Plants produce a large number of specialized or secondary compounds that aid in their reproduction and protection against biotic and abiotic stress. In this work I investigated the metabolism and function of terpenes, the largest class of specialized metabolites, in switchgrass and carrot. Switchgrass (Panicum virgatum L.), a perennial C4 grass of the Tallgrass Prairie, represents an important species in natural and anthropogenic grasslands of North America. Its natural resilience to abiotic and biotic stress has made switchgrass a preferred bioenergy crop. I have investigated the metabolism of terpenes in switchgrass leaves and roots in response to herbivory or defense hormone treatments and the application of drought. With a focus on volatile terpene metabolites, I functionally characterized over thirty genes (terpene synthases, TPSs), of which one third could be correlated with the production and release of volatile monoterpenes and sesquiterpenes that likely function in direct chemical defense or in the attraction of insect predators or parasitoids. Drought stress application caused switchgrass roots to accumulate a larger amount of oxygenated terpenes and presumably non-volatile terpenes, the function of which in direct or indirect drought stress protection requires further investigation. I also examined the metabolic dynamics and role of the monoterpene borneol, which accumulates at high concentrations in the roots of switchgrass and to a lower extent in the roots of the close relative Setaria viridis, in root microbe interactions. Although we demonstrated a successful RNAi based knock down of the borneol terpene synthase TPS04, we found no immediate evidence that borneol significantly modifies bacterial communities in the root. Further studies on Setaria and equivalent RNAi lines in switchgrass will provide more detailed and needed insight to decipher the role of monoterpene accumulation in grasses interactions with mutualists, pathogens, and pests.

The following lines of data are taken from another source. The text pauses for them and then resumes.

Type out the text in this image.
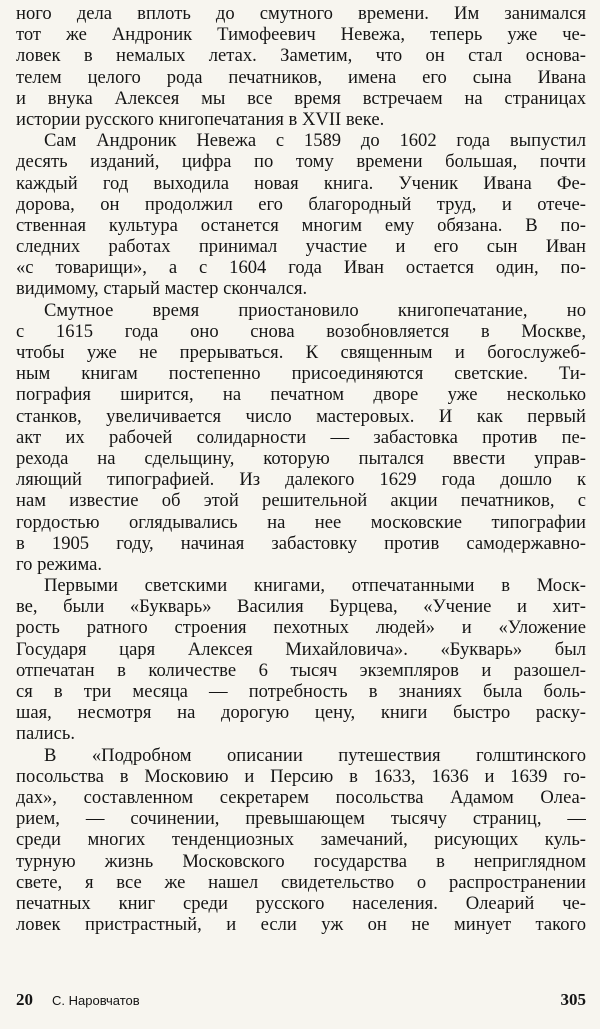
ного дела вплоть до смутного времени. Им занимался
тот же Андроник Тимофеевич Невежа, теперь уже че-
ловек в немалых летах. Заметим, что он стал основа-
телем целого рода печатников, имена его сына Ивана
и внука Алексея мы все время встречаем на страницах
истории русского книгопечатания в XVII веке.
Сам Андроник Невежа с 1589 до 1602 года выпустил
десять изданий, цифра по тому времени большая, почти
каждый год выходила новая книга. Ученик Ивана Фе-
дорова, он продолжил его благородный труд, и отече-
ственная культура останется многим ему обязана. В по-
следних работах принимал участие и его сын Иван
«с товарищи», а с 1604 года Иван остается один, по-
видимому, старый мастер скончался.
Смутное время приостановило книгопечатание, но
с 1615 года оно снова возобновляется в Москве,
чтобы уже не прерываться. К священным и богослужеб-
ным книгам постепенно присоединяются светские. Ти-
пография ширится, на печатном дворе уже несколько
станков, увеличивается число мастеровых. И как первый
акт их рабочей солидарности — забастовка против пе-
рехода на сдельщину, которую пытался ввести управ-
ляющий типографией. Из далекого 1629 года дошло к
нам известие об этой решительной акции печатников, с
гордостью оглядывались на нее московские типографии
в 1905 году, начиная забастовку против самодержавно-
го режима.
Первыми светскими книгами, отпечатанными в Моск-
ве, были «Букварь» Василия Бурцева, «Учение и хит-
рость ратного строения пехотных людей» и «Уложение
Государя царя Алексея Михайловича». «Букварь» был
отпечатан в количестве 6 тысяч экземпляров и разошел-
ся в три месяца — потребность в знаниях была боль-
шая, несмотря на дорогую цену, книги быстро раску-
пались.
В «Подробном описании путешествия голштинского
посольства в Московию и Персию в 1633, 1636 и 1639 го-
дах», составленном секретарем посольства Адамом Олеа-
рием, — сочинении, превышающем тысячу страниц, —
среди многих тенденциозных замечаний, рисующих куль-
турную жизнь Московского государства в неприглядном
свете, я все же нашел свидетельство о распространении
печатных книг среди русского населения. Олеарий че-
ловек пристрастный, и если уж он не минует такого
20 С. Наровчатов	305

In an applied project, I investigated terpene specialized metabolism in carrot (Daucus carota L.) to identify genetic determinants of carrot aroma and flavor. To determine central enzymes which contribute to the terpene component of carrot volatile blends, we first analyzed tissue specific expression patterns of carrot terpene synthase genes (TPS) in the genomic model carrot (cv. DH1) and in roots of four aromatically unique colored carrot genotypes (orange-4943B, red-R6637, yellow-Y9244A and purple-P7262). We selected nineteen key biosynthetic enzymes involved in terpene formation and compared in vitro products from recombinant proteins with native volatile profiles obtained from DH1 and colored carrot genotypes. We biochemically characterized several highly expressed TPSs with direct correlations to major compounds of carrot flavor and aroma including germacrene-D (DcTPS11), (DcTPS30) and -terpinolene (DcTPS03). Random forest analysis of colored carrot volatiles revealed that nine terpene compounds are sufficient for distinguishing the flavor and aroma of raw colored carrots. Interestingly, accumulation of specific terpene compounds rather than chemical diversity is responsible for differences in sensory quality traits in colored genotypes. As accumulations of specific terpene compounds can contribute to the undesired flavor in carrot, our report provides a detailed roadmap for future breeding efforts to enhance carrot flavor and aroma.